I'll r+ the patch for now.  If you'd like to update the test more and upload a new patch that's great.  If you're pressed on time for other things that's OK too, and someone can mark this commit-queue+ tomorrow after you've had a chance to see my comments.
Comment 13 Eric Seidel (no email) 2009-09-02 14:17:05 PDT
Well, technically speaking the "shouldBe" stuff doesn't require that your test be js-only, its just that make-js-test-wrappers includes the right LayoutTests/fast/resources/js-test-pre.js for you.  However you can just include those scripts manually to get the fancy functions.
Comment 14 Adam Barth 2009-09-06 21:56:02 PDT
Comment on attachment 38625 [details]
patch w/ layout test

Tomorrow was a while ago.
Comment 15 Eric Seidel (no email) 2009-09-06 21:59:18 PDT
Comment on attachment 38625 [details]
patch w/ layout test

Rejecting patch 38625 from commit-queue.  This patch will require manual commit.

WebKitTools/Scripts/build-webkit failed with exit code 1
Comment 16 Eric Seidel (no email) 2009-09-07 00:14:47 PDT
Unfortunately we don't currently save build logs on the commit bot, so I can't tell you the exact compile failure, but it should be pretty obvious if you try compiling on a Mac with tip of tree.

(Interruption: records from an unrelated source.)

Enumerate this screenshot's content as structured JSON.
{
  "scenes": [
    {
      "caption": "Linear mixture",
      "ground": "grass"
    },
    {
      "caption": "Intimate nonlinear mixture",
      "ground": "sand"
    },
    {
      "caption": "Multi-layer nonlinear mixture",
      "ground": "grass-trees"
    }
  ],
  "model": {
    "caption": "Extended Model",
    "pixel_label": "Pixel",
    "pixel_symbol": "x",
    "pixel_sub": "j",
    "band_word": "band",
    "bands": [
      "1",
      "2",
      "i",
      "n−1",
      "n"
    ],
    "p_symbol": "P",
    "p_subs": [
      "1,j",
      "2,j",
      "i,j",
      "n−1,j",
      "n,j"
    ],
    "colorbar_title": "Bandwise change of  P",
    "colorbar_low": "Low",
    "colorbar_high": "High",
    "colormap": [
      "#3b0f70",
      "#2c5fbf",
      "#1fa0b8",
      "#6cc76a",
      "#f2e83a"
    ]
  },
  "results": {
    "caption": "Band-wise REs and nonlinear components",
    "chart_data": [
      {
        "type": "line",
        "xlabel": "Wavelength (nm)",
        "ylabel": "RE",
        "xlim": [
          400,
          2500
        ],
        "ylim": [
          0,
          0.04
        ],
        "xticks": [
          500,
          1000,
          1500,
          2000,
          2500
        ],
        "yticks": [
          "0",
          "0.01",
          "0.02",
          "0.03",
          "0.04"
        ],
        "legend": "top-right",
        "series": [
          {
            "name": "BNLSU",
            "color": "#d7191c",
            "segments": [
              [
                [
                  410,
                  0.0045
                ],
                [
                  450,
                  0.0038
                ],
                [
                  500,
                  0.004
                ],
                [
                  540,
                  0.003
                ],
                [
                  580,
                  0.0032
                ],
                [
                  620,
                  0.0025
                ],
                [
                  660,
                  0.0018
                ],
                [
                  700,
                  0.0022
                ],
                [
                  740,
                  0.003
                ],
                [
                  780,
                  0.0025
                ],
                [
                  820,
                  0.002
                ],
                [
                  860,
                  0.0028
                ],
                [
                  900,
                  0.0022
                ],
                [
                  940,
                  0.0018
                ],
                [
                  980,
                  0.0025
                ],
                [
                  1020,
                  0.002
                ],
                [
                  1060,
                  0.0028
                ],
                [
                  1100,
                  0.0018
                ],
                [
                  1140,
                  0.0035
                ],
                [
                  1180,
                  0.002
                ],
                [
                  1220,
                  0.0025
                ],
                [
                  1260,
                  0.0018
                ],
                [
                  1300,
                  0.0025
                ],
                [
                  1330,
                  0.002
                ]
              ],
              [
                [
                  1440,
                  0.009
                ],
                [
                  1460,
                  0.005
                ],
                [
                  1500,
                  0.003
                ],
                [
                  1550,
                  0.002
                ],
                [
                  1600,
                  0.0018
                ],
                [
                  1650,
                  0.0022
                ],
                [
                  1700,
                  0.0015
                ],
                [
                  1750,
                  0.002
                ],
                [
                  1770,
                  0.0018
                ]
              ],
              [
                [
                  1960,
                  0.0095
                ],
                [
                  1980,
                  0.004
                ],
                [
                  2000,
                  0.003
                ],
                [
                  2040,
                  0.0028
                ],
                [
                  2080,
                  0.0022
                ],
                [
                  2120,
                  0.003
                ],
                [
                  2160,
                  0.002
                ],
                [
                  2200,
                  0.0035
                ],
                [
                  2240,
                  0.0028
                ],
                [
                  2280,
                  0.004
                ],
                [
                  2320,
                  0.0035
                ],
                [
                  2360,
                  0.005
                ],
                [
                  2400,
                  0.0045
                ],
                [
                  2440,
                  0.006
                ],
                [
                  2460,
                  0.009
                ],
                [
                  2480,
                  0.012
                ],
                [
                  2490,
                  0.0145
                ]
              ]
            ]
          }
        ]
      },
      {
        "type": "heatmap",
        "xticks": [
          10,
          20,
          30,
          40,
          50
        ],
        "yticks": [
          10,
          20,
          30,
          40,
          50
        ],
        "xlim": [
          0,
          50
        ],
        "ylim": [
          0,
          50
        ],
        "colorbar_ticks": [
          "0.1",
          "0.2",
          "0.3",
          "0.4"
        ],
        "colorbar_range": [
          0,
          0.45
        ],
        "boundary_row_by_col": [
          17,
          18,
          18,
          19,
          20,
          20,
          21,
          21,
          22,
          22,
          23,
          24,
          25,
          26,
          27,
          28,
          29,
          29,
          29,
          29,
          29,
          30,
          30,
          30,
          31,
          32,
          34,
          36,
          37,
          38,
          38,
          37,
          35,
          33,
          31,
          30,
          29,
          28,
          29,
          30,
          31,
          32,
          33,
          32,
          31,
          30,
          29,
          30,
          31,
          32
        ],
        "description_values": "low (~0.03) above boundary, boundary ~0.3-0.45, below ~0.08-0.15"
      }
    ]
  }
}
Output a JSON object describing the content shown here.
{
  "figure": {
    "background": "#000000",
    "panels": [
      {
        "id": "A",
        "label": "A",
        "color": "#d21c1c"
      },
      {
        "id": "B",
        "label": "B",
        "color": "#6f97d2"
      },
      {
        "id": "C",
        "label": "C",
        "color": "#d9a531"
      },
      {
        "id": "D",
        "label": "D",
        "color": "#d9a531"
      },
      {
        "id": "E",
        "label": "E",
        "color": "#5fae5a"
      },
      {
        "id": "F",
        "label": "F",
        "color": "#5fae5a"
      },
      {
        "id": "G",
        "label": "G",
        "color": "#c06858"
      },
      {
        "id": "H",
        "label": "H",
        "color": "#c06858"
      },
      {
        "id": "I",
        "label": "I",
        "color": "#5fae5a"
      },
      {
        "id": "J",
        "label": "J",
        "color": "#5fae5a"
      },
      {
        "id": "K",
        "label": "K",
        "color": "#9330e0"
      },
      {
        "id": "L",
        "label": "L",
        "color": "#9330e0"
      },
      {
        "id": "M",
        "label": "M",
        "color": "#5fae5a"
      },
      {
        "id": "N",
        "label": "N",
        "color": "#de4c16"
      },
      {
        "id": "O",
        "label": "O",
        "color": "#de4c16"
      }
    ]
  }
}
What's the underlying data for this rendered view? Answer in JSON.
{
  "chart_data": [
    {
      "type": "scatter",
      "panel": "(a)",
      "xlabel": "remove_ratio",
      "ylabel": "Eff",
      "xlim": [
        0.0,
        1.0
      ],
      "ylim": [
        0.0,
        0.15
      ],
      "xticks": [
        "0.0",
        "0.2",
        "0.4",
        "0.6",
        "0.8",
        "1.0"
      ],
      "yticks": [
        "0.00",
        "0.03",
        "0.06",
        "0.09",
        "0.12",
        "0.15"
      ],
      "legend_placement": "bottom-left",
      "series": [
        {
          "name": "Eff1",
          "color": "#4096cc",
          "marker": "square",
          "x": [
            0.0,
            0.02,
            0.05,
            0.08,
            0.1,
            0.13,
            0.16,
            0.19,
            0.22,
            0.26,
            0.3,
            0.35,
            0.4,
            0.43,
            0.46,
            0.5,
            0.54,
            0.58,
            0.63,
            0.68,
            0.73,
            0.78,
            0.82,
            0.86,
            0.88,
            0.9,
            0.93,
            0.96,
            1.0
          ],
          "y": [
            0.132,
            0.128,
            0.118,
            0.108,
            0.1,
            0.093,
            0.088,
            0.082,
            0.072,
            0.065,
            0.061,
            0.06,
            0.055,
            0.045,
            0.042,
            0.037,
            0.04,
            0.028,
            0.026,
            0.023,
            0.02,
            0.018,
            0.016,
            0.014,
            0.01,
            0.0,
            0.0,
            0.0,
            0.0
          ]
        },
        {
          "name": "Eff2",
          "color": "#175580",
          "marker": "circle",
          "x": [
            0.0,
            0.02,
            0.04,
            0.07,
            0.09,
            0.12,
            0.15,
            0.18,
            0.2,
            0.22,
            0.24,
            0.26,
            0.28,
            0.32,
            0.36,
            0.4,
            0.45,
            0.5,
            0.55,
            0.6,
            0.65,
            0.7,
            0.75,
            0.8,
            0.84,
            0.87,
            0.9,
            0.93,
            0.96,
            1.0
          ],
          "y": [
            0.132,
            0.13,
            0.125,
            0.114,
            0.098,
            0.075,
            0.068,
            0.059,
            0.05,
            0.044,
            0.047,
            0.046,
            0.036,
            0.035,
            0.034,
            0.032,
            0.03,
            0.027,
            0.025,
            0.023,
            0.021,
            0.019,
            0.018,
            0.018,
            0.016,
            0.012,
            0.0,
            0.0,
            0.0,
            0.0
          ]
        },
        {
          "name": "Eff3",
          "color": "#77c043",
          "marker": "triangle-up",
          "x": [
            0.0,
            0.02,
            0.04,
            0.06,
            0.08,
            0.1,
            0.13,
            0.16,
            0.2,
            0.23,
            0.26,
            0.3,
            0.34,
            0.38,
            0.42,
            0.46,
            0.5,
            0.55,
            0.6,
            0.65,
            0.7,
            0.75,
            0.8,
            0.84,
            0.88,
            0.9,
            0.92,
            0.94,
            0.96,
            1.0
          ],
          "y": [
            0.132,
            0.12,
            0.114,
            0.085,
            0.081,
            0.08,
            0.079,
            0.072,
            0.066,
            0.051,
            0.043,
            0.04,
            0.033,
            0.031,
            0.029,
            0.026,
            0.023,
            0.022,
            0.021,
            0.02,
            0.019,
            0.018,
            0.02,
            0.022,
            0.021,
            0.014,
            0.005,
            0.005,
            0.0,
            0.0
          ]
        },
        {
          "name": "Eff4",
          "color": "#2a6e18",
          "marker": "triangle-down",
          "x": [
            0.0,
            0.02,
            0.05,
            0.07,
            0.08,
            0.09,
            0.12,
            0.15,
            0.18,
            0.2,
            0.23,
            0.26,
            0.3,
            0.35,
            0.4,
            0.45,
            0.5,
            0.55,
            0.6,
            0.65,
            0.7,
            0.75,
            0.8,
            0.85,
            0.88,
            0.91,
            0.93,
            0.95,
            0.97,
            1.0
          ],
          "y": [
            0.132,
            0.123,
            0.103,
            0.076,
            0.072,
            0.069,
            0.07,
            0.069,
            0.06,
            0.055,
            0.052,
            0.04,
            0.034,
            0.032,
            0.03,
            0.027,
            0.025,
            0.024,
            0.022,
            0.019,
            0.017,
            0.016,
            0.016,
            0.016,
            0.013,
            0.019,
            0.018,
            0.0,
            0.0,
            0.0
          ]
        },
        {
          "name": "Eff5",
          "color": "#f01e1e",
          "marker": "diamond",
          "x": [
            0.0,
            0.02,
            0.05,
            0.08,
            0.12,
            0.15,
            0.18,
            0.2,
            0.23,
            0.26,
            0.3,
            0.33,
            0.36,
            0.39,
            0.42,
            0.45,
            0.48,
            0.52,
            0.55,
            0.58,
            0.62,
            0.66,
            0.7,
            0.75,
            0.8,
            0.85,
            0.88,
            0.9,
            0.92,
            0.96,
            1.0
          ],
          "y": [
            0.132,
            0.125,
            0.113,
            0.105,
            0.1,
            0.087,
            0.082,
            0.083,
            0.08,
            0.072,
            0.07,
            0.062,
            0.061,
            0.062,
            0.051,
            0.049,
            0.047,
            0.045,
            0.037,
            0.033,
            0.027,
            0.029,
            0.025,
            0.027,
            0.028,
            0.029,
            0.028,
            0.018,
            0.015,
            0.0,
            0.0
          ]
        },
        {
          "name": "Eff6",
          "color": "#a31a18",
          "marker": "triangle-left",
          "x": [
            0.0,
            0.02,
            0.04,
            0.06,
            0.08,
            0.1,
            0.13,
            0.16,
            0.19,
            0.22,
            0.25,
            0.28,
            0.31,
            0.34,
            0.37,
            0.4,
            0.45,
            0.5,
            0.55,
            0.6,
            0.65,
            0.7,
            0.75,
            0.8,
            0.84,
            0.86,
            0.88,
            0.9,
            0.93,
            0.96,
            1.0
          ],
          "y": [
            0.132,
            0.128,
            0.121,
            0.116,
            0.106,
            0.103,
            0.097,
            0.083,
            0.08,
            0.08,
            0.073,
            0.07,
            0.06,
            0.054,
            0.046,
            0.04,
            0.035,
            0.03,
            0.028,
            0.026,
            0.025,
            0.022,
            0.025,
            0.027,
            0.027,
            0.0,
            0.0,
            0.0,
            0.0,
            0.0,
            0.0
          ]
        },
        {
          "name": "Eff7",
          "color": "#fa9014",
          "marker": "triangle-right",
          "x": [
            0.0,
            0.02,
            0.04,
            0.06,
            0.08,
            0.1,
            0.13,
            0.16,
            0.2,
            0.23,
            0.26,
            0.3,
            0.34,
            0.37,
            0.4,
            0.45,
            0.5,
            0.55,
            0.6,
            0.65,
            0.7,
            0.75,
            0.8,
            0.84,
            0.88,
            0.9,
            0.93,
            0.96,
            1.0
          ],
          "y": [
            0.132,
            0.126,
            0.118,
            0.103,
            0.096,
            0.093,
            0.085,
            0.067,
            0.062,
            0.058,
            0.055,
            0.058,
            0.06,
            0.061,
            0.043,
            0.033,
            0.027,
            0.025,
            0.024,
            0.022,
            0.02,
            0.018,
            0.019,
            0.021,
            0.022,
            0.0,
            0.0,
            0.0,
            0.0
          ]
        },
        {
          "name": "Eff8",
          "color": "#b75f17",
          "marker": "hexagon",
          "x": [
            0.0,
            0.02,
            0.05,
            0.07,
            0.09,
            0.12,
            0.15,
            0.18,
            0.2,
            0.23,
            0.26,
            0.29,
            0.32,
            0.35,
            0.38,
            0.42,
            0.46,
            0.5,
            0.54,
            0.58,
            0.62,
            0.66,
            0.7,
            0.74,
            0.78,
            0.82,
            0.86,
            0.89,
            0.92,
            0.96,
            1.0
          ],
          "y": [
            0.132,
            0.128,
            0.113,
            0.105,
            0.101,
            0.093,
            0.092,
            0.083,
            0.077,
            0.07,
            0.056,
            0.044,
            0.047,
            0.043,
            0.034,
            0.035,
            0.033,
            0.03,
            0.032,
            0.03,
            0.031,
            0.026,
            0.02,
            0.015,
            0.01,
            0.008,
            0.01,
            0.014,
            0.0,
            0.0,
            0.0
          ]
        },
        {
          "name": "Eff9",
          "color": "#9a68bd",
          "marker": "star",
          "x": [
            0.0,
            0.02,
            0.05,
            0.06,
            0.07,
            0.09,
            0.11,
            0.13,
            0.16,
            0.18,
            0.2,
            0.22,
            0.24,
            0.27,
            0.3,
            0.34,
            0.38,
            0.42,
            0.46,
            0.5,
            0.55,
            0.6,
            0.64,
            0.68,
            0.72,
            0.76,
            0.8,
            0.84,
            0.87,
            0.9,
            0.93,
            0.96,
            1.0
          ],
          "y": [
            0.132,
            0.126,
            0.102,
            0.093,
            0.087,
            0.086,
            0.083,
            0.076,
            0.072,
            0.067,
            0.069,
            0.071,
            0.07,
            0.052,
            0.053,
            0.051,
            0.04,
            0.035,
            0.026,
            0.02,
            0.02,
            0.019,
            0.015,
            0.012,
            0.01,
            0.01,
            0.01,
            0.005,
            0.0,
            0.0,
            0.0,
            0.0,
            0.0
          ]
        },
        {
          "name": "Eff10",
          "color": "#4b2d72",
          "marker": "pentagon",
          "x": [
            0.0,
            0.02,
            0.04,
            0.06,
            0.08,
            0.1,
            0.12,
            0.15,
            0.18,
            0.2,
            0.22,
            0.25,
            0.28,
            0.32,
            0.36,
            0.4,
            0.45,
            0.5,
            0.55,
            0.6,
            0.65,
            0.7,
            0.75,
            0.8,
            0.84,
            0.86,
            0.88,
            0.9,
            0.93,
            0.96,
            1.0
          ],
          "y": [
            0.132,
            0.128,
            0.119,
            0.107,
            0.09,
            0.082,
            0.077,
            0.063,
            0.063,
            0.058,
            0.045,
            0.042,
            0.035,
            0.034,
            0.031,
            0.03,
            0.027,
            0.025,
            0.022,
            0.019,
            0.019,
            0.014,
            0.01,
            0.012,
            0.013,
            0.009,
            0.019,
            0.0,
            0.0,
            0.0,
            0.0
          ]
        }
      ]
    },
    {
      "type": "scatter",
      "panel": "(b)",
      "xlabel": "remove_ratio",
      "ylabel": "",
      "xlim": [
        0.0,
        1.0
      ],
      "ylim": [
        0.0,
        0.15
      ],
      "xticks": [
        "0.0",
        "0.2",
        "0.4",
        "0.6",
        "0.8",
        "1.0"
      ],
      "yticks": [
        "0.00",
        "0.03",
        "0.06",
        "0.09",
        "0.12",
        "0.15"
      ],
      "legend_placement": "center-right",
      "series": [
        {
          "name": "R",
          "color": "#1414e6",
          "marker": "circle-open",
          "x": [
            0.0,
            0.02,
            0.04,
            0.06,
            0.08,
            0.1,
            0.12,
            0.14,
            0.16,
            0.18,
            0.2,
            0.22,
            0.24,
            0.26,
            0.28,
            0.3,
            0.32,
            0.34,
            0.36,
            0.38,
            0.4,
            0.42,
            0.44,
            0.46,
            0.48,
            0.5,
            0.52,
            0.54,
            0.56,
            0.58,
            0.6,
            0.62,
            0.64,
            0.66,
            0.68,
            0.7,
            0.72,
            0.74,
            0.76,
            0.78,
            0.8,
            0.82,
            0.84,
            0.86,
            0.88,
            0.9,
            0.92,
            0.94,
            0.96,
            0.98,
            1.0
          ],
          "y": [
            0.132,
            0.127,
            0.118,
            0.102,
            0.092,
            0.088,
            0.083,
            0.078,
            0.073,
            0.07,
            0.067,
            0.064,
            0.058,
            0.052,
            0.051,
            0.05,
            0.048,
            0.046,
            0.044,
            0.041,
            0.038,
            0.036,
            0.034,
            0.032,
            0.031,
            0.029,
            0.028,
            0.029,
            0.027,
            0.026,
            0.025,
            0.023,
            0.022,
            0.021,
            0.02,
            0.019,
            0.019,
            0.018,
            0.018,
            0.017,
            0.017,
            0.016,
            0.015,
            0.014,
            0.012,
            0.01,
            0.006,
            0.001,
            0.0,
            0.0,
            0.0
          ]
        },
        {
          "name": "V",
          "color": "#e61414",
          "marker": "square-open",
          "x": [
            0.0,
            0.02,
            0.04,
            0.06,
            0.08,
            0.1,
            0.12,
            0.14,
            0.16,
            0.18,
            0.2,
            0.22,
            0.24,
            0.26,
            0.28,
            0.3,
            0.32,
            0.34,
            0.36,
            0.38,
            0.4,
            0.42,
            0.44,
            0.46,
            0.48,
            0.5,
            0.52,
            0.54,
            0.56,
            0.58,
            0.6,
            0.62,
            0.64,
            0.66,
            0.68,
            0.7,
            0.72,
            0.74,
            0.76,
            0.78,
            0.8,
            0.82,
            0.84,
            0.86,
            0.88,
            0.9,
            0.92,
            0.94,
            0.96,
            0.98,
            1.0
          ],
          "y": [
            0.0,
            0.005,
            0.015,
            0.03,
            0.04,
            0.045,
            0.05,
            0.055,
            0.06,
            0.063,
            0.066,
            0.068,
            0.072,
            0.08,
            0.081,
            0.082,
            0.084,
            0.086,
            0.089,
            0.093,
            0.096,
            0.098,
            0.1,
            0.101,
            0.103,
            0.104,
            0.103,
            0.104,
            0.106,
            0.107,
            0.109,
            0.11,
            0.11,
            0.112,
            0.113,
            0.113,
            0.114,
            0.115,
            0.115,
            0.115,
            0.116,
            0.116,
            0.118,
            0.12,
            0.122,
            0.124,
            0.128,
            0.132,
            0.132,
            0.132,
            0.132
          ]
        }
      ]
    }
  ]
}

bugzilla-tool apply-patches 27632
or
bugzilla-tool land-patches 27632

would be an easy way to see the error.
Comment 17 Eric Seidel (no email) 2009-09-08 12:43:30 PDT
Comment on attachment 38625 [details]
patch w/ layout test

r- because this fails to build, per above.
Comment 18 Xiaomei Ji 2009-09-10 14:16:43 PDT
Created attachment 39380 [details]
patch w/ layout test

I have no idea how I checked my local build was successful last time. Sorry for the inconvenience!
Uploaded the patch again. And changed the test to have expected results in test file (but I did not try hard enough to make shouldBe work, instead, I used my own log printing.)
Comment 19 Eric Seidel (no email) 2009-09-10 14:22:14 PDT
Comment on attachment 39380 [details]
patch w/ layout test

LGTM.

Technically I think that the webkit style for JS it to put spaces around all operators, like "i=0" should be "i = 0".  But it's totally OK as is.
Comment 20 WebKit Commit Bot 2009-09-10 14:42:37 PDT
Comment on attachment 39380 [details]
patch w/ layout test

Rejecting patch 39380 from commit-queue.

This patch will require manual commit. ['WebKitTools/Scripts/run-webkit-tests', '--no-launch-safari', '--quiet', '--exit-after-n-failures=1'] failed with exit code 1
Comment 21 Eric Seidel (no email) 2009-09-10 14:50:05 PDT
Comment on attachment 39380 [details]
patch w/ layout test

storage/database-lock-after-reload.html -> failed

I need to file a bug about that test, this is not the first commit to fail from it being flakey.
Comment 22 WebKit Commit Bot 2009-09-10 16:01:05 PDT
Comment on attachment 39380 [details]
patch w/ layout test

Clearing flags on attachment: 39380

Committed r48271: <http://trac.webkit.org/changeset/48271>
Comment 23 WebKit Commit Bot 2009-09-10 16:01:12 PDT
All reviewed patches have been landed.  Closing bug.